“People think focus means saying yes to the thing you've got to focus on. But that's not what it means at all. It means saying no to the hundred other good ideas that there are. You have to pick carefully. I'm actually as proud of the things we haven't done as the things I have done. Innovation is saying no to 1,000 things.” –– Steve Jobs
Steve Jobs convinced me to say 'no' to opportunities in my life. I even themed this new year around saying no. I'm calling it the year to Accelerate with Intention. Here is why.
Every year, lists of New Year resolutions circulate on social media. It excites people to list 16 different goals. From starting a side business to mastering yoga, these lists are as long as Terms and Conditions agreements. But when you clink glasses a year later and remember the list at the bottom of your drawer, guilt kicks in. Another year has gone like the rest. Two years ago, I stopped accumulating lists of goals that sound good but aren't really important. Instead, I give each year a theme. Last year, it was energy. I was dull and unexcited about my days, so I decided to find ways to increase my mood and vitality. From cold showers to a specific three-ingredient breakfast, I discovered several ways to sustain excitement throughout the day. This year, I want to work hard on projects and habits that positively impact my future. Remember that list at the bottom of the drawer? Energy and time are limited. Deciding to master everything will leave you feeling burnt out and disappointed. Focus is the only way to make lasting progress.
To learn how to develop focus, let's look at Apple. Focus is Apple's competitive advantage. When building a new product, a team is assembled of designers, engineers, and marketers. When developing something new, Apple cuts off product teams from the business. Other jobs and projects won't distract the product team so, members can give all their attention to make the best product. This prevents Apple from working on a variety of new projects and updates. But this is their advantage. By exclusively working on delivering the highest quality products to customers, they stay ahead of competitors. Most other businesses don't think long-term. They worry about current financial issues and push out products to keep the profit margins the same. Apple doesn't let its engineers and designers price products. The costs don't matter. Creating value for customers does.
Intention forces you to make decisions on what to pursue. People are scared of focus. It means blocking out many other options to move forward on one. Committing to a decision means going all it. It's holding yourself accountable for staying on track and not let distractions get to you.

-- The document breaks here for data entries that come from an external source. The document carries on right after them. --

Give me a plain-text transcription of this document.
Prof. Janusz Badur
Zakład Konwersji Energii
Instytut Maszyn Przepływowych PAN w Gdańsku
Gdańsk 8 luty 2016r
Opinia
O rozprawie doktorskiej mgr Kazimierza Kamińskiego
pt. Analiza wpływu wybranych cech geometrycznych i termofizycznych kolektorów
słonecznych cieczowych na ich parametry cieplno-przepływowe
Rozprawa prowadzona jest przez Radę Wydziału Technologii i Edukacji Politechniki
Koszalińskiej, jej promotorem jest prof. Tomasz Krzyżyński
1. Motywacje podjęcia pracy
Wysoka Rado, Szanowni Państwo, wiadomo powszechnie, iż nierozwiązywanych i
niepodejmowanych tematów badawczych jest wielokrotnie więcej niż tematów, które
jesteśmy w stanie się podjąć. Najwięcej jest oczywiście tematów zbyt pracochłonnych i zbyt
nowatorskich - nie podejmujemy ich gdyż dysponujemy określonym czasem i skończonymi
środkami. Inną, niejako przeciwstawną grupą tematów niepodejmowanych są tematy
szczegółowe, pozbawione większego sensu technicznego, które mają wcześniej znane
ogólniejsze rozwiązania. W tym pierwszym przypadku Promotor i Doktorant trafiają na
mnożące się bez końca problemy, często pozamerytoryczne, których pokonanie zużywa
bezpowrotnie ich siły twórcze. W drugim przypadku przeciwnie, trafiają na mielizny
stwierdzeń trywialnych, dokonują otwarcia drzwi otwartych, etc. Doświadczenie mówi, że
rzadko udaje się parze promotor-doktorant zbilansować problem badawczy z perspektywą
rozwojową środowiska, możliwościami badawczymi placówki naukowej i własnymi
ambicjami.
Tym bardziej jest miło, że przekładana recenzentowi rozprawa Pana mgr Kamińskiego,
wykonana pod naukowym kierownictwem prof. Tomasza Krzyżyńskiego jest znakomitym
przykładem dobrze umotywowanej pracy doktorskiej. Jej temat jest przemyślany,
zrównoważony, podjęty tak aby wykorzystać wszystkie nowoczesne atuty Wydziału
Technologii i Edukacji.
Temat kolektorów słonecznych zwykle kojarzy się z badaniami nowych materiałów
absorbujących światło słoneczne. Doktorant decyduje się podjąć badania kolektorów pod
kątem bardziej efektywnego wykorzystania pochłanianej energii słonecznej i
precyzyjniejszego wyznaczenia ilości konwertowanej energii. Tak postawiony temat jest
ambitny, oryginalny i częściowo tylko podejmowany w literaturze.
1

But being intentional doesn't have to be a grand act. It can be deciding what you are going to say before you do. It can be arranging your day in a slightly different way. My favorite method is called the 'daily highlight' from the book Make Time. A daily highlight is something you want to do that solves the most urgent matter and brings you satisfaction and joy. Schedule 60-90 minutes of this task into your day. Putting what you want before what others want from you creates a feeling of liberation and freedom. A simple life kills distractions. What's left is time to do the things you love. Most of us can't quit everything, pack our bags, and leave to live in the mountains. I still have to go to school. But each class or studying period, I think about what I want to accomplish. For example, when I'm studying for a precalculus test, I will set the intention to correctly solve ten difficult problems in a row. It gives me the motivation to get started and to keep going. When you demonstrate more control over your life, more things turn out the way you want them to. You gain motivation because you see change happening. Your decisions have the power to compound and change who you are in a year. Intentional living can create an impact that will last a lifetime.